In normal cells, binding of the transmembrane protein CD47 to signal regulatory protein-α (SIRPα) on macrophages induces an anti-phagocytic signal. Tumor cells hijack this pathway and overexpress CD47 to evade immune destruction. Macrophage antitumor activity can be restored by simultaneously blocking the CD47-SIRPα signaling axis and inducing a pro-phagocytic signal via tumor opsonizing antibodies. We identified a novel, fully human monoclonal antibody (BMS-986351) that binds SIRPα with high affinity.
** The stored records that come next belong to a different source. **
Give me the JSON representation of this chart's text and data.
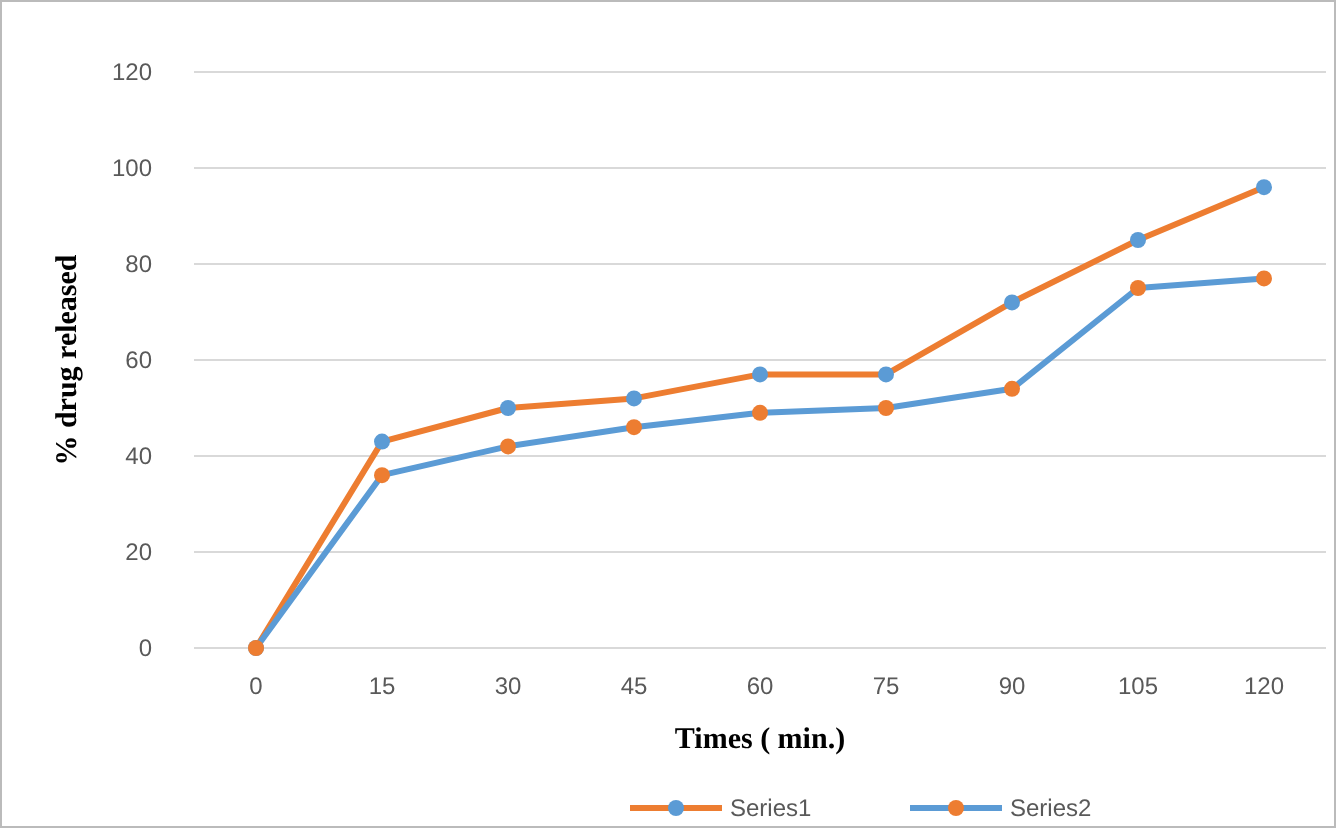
{
  "chart_data": {
    "type": "line",
    "xlabel": "Times ( min.)",
    "ylabel": "% drug released",
    "categories": [
      "0",
      "15",
      "30",
      "45",
      "60",
      "75",
      "90",
      "105",
      "120"
    ],
    "series": [
      {
        "name": "Series1",
        "color": "#ed7d31",
        "colors": [
          "#5b9bd5",
          "#5b9bd5",
          "#5b9bd5",
          "#5b9bd5",
          "#5b9bd5",
          "#5b9bd5",
          "#5b9bd5",
          "#5b9bd5",
          "#5b9bd5"
        ],
        "values": [
          0,
          43,
          50,
          52,
          57,
          57,
          72,
          85,
          96
        ]
      },
      {
        "name": "Series2",
        "color": "#5b9bd5",
        "colors": [
          "#ed7d31",
          "#ed7d31",
          "#ed7d31",
          "#ed7d31",
          "#ed7d31",
          "#ed7d31",
          "#ed7d31",
          "#ed7d31",
          "#ed7d31"
        ],
        "values": [
          0,
          36,
          42,
          46,
          49,
          50,
          54,
          75,
          77
        ]
      }
    ],
    "ylim": [
      0,
      120
    ],
    "yticks": [
      0,
      20,
      40,
      60,
      80,
      100,
      120
    ],
    "grid": "y",
    "legend": "bottom",
    "marker": "circle",
    "line_style": "solid"
  }
}
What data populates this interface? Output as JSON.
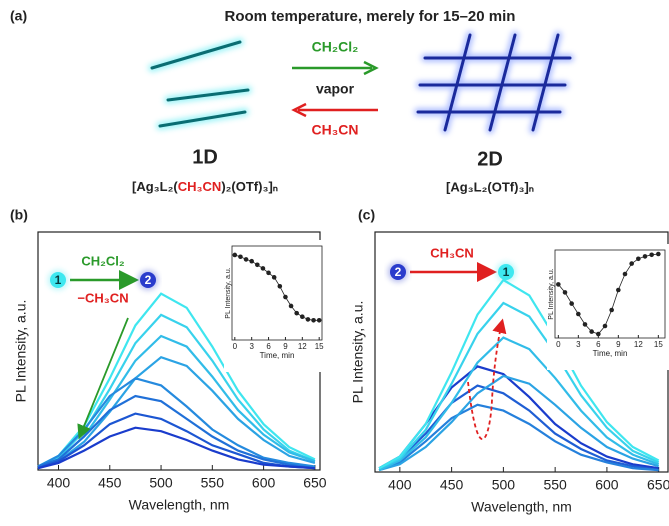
{
  "panel_a": {
    "label": "(a)",
    "title": "Room temperature, merely for 15–20 min",
    "forward": "CH₂Cl₂",
    "middle": "vapor",
    "backward": "CH₃CN",
    "left_name": "1D",
    "right_name": "2D",
    "left_formula": [
      "[Ag₃L₂(",
      "CH₃CN",
      ")₂(OTf)₃]ₙ"
    ],
    "right_formula": "[Ag₃L₂(OTf)₃]ₙ"
  },
  "chart_data": [
    {
      "type": "line",
      "panel": "(b)",
      "xlabel": "Wavelength, nm",
      "ylabel": "PL Intensity, a.u.",
      "x": [
        380,
        400,
        425,
        450,
        475,
        500,
        525,
        550,
        575,
        600,
        625,
        650
      ],
      "xlim": [
        380,
        655
      ],
      "ylim": [
        0,
        1.35
      ],
      "xticks": [
        400,
        450,
        500,
        550,
        600,
        650
      ],
      "annotations": {
        "start": "1",
        "end": "2",
        "above": "CH₂Cl₂",
        "below": "−CH₃CN"
      },
      "series": [
        {
          "color": "#3fe6ef",
          "values": [
            0.02,
            0.08,
            0.25,
            0.52,
            0.82,
            1.0,
            0.92,
            0.7,
            0.45,
            0.26,
            0.13,
            0.06
          ]
        },
        {
          "color": "#38d2ec",
          "values": [
            0.02,
            0.07,
            0.22,
            0.46,
            0.72,
            0.88,
            0.81,
            0.62,
            0.4,
            0.23,
            0.11,
            0.05
          ]
        },
        {
          "color": "#31bce8",
          "values": [
            0.02,
            0.06,
            0.19,
            0.4,
            0.62,
            0.76,
            0.7,
            0.53,
            0.34,
            0.2,
            0.1,
            0.05
          ]
        },
        {
          "color": "#2ba3e4",
          "values": [
            0.01,
            0.05,
            0.16,
            0.33,
            0.52,
            0.64,
            0.59,
            0.45,
            0.29,
            0.17,
            0.08,
            0.04
          ]
        },
        {
          "color": "#258ade",
          "values": [
            0.02,
            0.08,
            0.23,
            0.42,
            0.52,
            0.48,
            0.36,
            0.23,
            0.14,
            0.07,
            0.04,
            0.02
          ]
        },
        {
          "color": "#2070d8",
          "values": [
            0.02,
            0.06,
            0.19,
            0.34,
            0.42,
            0.39,
            0.29,
            0.19,
            0.11,
            0.06,
            0.03,
            0.01
          ]
        },
        {
          "color": "#1c56d2",
          "values": [
            0.01,
            0.05,
            0.14,
            0.26,
            0.32,
            0.29,
            0.22,
            0.14,
            0.09,
            0.04,
            0.02,
            0.01
          ]
        },
        {
          "color": "#1a3ccc",
          "values": [
            0.01,
            0.04,
            0.11,
            0.19,
            0.24,
            0.22,
            0.17,
            0.11,
            0.06,
            0.03,
            0.02,
            0.01
          ]
        }
      ]
    },
    {
      "type": "scatter",
      "xlabel": "Time, min",
      "ylabel": "PL Intensity, a.u.",
      "x": [
        0,
        1,
        2,
        3,
        4,
        5,
        6,
        7,
        8,
        9,
        10,
        11,
        12,
        13,
        14,
        15
      ],
      "values": [
        0.95,
        0.93,
        0.9,
        0.88,
        0.84,
        0.8,
        0.75,
        0.7,
        0.6,
        0.48,
        0.38,
        0.3,
        0.26,
        0.23,
        0.22,
        0.22
      ],
      "xlim": [
        -0.5,
        15.5
      ],
      "ylim": [
        0,
        1.05
      ],
      "xticks": [
        0,
        3,
        6,
        9,
        12,
        15
      ],
      "color": "#222"
    },
    {
      "type": "line",
      "panel": "(c)",
      "xlabel": "Wavelength, nm",
      "ylabel": "PL Intensity, a.u.",
      "x": [
        380,
        400,
        425,
        450,
        475,
        500,
        525,
        550,
        575,
        600,
        625,
        650
      ],
      "xlim": [
        376,
        659
      ],
      "ylim": [
        0,
        1.25
      ],
      "xticks": [
        400,
        450,
        500,
        550,
        600,
        650
      ],
      "annotations": {
        "start": "2",
        "end": "1",
        "above": "CH₃CN"
      },
      "series": [
        {
          "color": "#1a3ccc",
          "values": [
            0.02,
            0.08,
            0.25,
            0.44,
            0.55,
            0.51,
            0.39,
            0.25,
            0.15,
            0.08,
            0.04,
            0.02
          ]
        },
        {
          "color": "#1f5ed4",
          "values": [
            0.02,
            0.07,
            0.2,
            0.36,
            0.45,
            0.41,
            0.32,
            0.2,
            0.12,
            0.06,
            0.03,
            0.01
          ]
        },
        {
          "color": "#2580dc",
          "values": [
            0.01,
            0.05,
            0.16,
            0.28,
            0.35,
            0.32,
            0.25,
            0.16,
            0.09,
            0.05,
            0.02,
            0.01
          ]
        },
        {
          "color": "#2ba3e4",
          "values": [
            0.01,
            0.04,
            0.13,
            0.26,
            0.41,
            0.5,
            0.46,
            0.35,
            0.23,
            0.13,
            0.07,
            0.03
          ]
        },
        {
          "color": "#31bce8",
          "values": [
            0.01,
            0.06,
            0.18,
            0.36,
            0.57,
            0.7,
            0.64,
            0.49,
            0.32,
            0.18,
            0.09,
            0.04
          ]
        },
        {
          "color": "#38d2ec",
          "values": [
            0.02,
            0.07,
            0.22,
            0.46,
            0.72,
            0.88,
            0.81,
            0.62,
            0.4,
            0.23,
            0.11,
            0.05
          ]
        },
        {
          "color": "#3fe6ef",
          "values": [
            0.02,
            0.08,
            0.25,
            0.52,
            0.82,
            1.0,
            0.92,
            0.7,
            0.45,
            0.26,
            0.13,
            0.06
          ]
        }
      ]
    },
    {
      "type": "scatter",
      "xlabel": "Time, min",
      "ylabel": "PL Intensity, a.u.",
      "x": [
        0,
        1,
        2,
        3,
        4,
        5,
        6,
        7,
        8,
        9,
        10,
        11,
        12,
        13,
        14,
        15
      ],
      "values": [
        0.62,
        0.52,
        0.38,
        0.25,
        0.12,
        0.03,
        0.0,
        0.1,
        0.3,
        0.55,
        0.75,
        0.88,
        0.94,
        0.97,
        0.99,
        1.0
      ],
      "xlim": [
        -0.5,
        16
      ],
      "ylim": [
        -0.05,
        1.05
      ],
      "xticks": [
        0,
        3,
        6,
        9,
        12,
        15
      ],
      "color": "#222"
    }
  ]
}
BMS-986351 demonstrated broad binding coverage across SIRPα polymorphisms and potently blocked CD47-SIRPα binding at the CD47 binding site in a dose-dependent manner. In vitro, BMS-986351 increased phagocytic activity against cell lines from solid tumors and hematological malignancies, and this effect was markedly enhanced when BMS-986351 was combined with the opsonizing antibodies cetuximab and rituximab. A phase I dose escalation/ expansion study of BMS-986351 for the treatment of advanced solid and hematologic malignancies is underway (NCT03783403).